Crumbling sidewalks are packed elbow to elbow with vendors selling produce, butchered meats, fish and folks slurping soups—savory Phos—recently ladled from bubbling cauldrons. Merely crossing the street was akin to my panic prior to bungee jumping off a cliff in New Zealand.

Two options: Either plant my flag in a mound of sticky rice, curl up into a fetal position and die, or cowgirl up, grab my camera and plunge into the madness.
Choosing the later, I began deciphering the order in the chaos and discovered the first secret is to walk very slowly, continuously glancing from right to left. They’ll stop—or just bump you a bit. The streets are so jammed that it’s impossible to pick up much speed to do much damage.

Next goal, begin sampling the street foods.  And the street food. Oh, the street food. One evening we took a Seafood Street Food Tour (see above photo; more to follow on that adventure,) and that’s when I fell madly in love with Hanoi, her people and her food. Since we’re entering their Lunar New Year this week, the foods are at their most spectacular and savory right now.

Imagine the traditional foods of Thanksgiving, the spirituality of Chanukah and Christmas and the partying of New Year’s Eve and New Year’s Day rolled into one big box and you have Tet—the Vietnamese Lunar New Year.
Before the fifteenth of December in the Lunar Calendar, Vietnamese spruce up worship areas in their homes to prepare for the procession of the Kitchen God’s return to heaven by biding farewell to the old year to greet the new.

The Kitchen God, as in neighboring China, is the most important of the domestic gods protecting the hearth and family.

Peach, apricot blossom and kumquat trees are strapped onto scooters and zipped off to decorate homes and alters, paying homage to ancestral Gods. And everyone’s gussied up for the occasion.
Buddhism plays a major role to the Vietnamese so temples and pagodas are more crowded than ever.

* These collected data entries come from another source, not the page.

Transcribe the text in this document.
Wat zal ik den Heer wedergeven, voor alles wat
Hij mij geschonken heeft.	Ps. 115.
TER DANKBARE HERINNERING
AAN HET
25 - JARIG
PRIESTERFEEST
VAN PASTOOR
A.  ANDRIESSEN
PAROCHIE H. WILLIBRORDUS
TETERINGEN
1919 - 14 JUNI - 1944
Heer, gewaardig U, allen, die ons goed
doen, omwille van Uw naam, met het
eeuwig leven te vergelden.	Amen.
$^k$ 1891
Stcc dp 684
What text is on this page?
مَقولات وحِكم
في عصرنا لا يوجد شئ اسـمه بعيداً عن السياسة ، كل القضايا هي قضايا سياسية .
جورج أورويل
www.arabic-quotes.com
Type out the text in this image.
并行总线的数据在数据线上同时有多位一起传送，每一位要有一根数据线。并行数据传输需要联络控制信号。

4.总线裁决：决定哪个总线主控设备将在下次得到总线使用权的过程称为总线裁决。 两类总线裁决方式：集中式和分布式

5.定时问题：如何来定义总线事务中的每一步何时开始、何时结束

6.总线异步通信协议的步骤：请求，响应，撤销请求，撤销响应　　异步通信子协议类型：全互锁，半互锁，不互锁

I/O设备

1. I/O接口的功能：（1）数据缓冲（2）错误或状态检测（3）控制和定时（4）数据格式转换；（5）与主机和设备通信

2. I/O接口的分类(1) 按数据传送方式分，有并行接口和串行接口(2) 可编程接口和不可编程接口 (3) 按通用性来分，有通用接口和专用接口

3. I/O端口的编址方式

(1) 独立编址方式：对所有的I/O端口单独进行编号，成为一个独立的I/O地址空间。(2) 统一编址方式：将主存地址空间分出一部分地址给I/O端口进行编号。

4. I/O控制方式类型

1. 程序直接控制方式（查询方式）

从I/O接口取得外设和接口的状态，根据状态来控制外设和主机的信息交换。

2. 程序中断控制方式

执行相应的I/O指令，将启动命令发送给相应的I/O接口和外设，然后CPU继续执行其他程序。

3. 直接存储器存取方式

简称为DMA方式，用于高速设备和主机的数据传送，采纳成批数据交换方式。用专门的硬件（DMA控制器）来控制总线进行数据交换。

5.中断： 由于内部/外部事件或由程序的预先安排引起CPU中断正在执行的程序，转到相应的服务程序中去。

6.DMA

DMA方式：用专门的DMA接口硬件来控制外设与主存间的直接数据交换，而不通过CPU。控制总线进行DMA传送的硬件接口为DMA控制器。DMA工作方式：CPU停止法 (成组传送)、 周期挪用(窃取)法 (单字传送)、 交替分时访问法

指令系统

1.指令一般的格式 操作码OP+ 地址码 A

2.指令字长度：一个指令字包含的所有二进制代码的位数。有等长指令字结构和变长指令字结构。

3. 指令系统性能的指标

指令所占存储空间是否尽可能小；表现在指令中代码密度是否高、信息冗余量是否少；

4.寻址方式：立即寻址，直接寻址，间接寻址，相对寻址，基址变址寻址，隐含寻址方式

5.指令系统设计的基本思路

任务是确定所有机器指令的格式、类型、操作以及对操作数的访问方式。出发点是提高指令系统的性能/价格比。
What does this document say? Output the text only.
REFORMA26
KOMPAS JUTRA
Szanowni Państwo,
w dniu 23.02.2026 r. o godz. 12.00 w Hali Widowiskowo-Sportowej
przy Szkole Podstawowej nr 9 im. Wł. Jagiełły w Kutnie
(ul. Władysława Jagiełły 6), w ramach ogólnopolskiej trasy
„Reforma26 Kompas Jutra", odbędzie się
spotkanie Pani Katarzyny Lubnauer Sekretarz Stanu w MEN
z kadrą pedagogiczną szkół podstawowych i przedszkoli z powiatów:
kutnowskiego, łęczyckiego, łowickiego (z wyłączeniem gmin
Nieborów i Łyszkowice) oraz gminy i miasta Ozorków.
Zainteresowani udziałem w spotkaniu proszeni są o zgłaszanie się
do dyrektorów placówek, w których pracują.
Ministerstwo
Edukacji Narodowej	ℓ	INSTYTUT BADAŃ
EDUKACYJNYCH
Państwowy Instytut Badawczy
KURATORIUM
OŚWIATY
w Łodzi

This week has been a great time for cultural immersion, even though I stand out like a lumbering white beast!
And this lumbering beast is travel weary, looking forward to recreating some of these marvelous foods at home.And when I cook, forever planted in my mind will be the faces of the beautiful people we’ve met and the lessons I’ve learned from this fascinating place, a culture that has much to teach.